El lunes terminaba para muchos de nosotros la Semana Santa. Cinco días aprovechados para descansar, hacer deporte visitando la montaña o visitando países o ciudades más o menos lejanos. Los que nos quedamos aquí nos convertimos en anfitriones de todos los que viene a celebrar estos días a Pamplona. Es evidente que la Semana Santa y las Fiestas de San Fermín son las épocas donde más turistas recibe la ciudad. Pero, ¿qué vienen buscando los turistas a Pamplona? ¿Son el mismo tipo de visitante los de ahora y los de Julio? ¿Buscan el mismo ocio?

Está claro que la gente que viene a disfrutar de las Fiestas sanfermineras suele ser gente más joven que los visitantes de Semana Santa. También es obvio que tenemos muchos más guiris en Julio que ahora, donde nuestros vecinos y los catalanes son mayoría.  Pero lo que buscan unos y otros parece que no es tan distinto. Esta semana pude leer que los que vienen a Pamplona en Semana Santa vienen en busca de gastronomía. Vienen a degustar pintxos y beber vino. Suelen pasar el día sin salir de lo viejo, paseando por el recorrido del encierro y dedicando su estancia al pintxo-pote. Porque parece ser que la oferta cultural que ofrece la ciudad no es lo que atrae a los visitantes. Ni los monumentos que la adornan parecen de especial interés para los viajeros si no están relacionados con las Fiestas. Las estadísticas también dicen que la gran mayoría viene a pasar sólo un día y no hacen noche, lo que me lleva a pensar que consideran que doce horas son suficientes para ver lo más interesante de Pamplona.

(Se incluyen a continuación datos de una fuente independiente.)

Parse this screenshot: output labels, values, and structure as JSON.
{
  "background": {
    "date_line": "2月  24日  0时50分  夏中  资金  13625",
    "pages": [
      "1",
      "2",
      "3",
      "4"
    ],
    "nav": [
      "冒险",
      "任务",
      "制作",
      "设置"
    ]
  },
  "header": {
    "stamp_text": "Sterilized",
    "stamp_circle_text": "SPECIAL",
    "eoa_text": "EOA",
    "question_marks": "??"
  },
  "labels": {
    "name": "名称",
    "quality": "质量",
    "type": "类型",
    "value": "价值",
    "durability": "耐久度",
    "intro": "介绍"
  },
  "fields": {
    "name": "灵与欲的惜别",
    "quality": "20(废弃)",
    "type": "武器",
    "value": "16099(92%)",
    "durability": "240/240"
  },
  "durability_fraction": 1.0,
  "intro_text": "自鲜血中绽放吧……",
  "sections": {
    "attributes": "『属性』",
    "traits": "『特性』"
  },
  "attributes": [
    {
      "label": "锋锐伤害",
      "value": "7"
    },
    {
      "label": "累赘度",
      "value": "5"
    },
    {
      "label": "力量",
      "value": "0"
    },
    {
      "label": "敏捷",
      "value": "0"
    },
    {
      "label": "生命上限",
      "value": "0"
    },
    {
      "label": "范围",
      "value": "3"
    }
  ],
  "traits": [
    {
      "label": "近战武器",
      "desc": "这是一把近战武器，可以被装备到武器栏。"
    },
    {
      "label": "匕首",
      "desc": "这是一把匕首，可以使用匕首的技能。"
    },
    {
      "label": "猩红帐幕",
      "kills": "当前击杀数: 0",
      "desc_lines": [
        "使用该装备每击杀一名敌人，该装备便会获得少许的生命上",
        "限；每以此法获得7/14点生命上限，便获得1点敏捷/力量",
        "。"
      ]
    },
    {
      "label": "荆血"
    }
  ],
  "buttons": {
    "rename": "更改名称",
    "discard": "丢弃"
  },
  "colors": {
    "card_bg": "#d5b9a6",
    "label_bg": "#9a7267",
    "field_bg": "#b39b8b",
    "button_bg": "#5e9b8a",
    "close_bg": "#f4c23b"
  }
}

Esto lleva a la pregunta de si son los Sanfermines el único reclamo turístico de esta ciudad. Y si es así, ¿por qué no se promocionan más durante el resto de año para intentar que los turistas pasen más tiempo en la ciudad? Y si por otra parte, y como yo creo, los atractivos que ofrece Pamplona y alrededores son muchos, ¿por qué no se venden mejor para intentar ver a gente más allá de lo viejo?

Quizás las autoridades piensen que tener unas fiestas internacionalmente conocidas sea suficiente como reclamo turístico. O quizás piensen que Pamplona no tiene mucho más que ofrecer. En cualquier caso espero que los que hayan venido lo hayan disfrutado y se vayan con una buena imagen de la ciudad y de sus (im)perfectos anfitriones.


Mis bares favoritos (I) 4

Ahora que afrontamos el último trimestre y son solo dos los dígitos de la cuenta atrás sanferminera, es momento de empezar a hacer planes para esos aburridos días que van del 6 al 14 de julio.

Y esos planes deben incluir, entre muchísimas otras cosas, abrevaderos y repostaderos donde cubrir las necesidades líquidas y sólidas.

Después de tanto ayuno y abstinencia voy a recomendar, pues, un buen bar donde alimentarse a gusto en San Fermín. Siempre he dicho que esas no son fechas, precisamente, para acudir a restaurantes de postín. La razón no es otra que al estar todo el día en un pienso y medio cocido, no merece la pena gastarse un dineral en una comilona o una cena que tu paladar sea incapaz de disfrutar.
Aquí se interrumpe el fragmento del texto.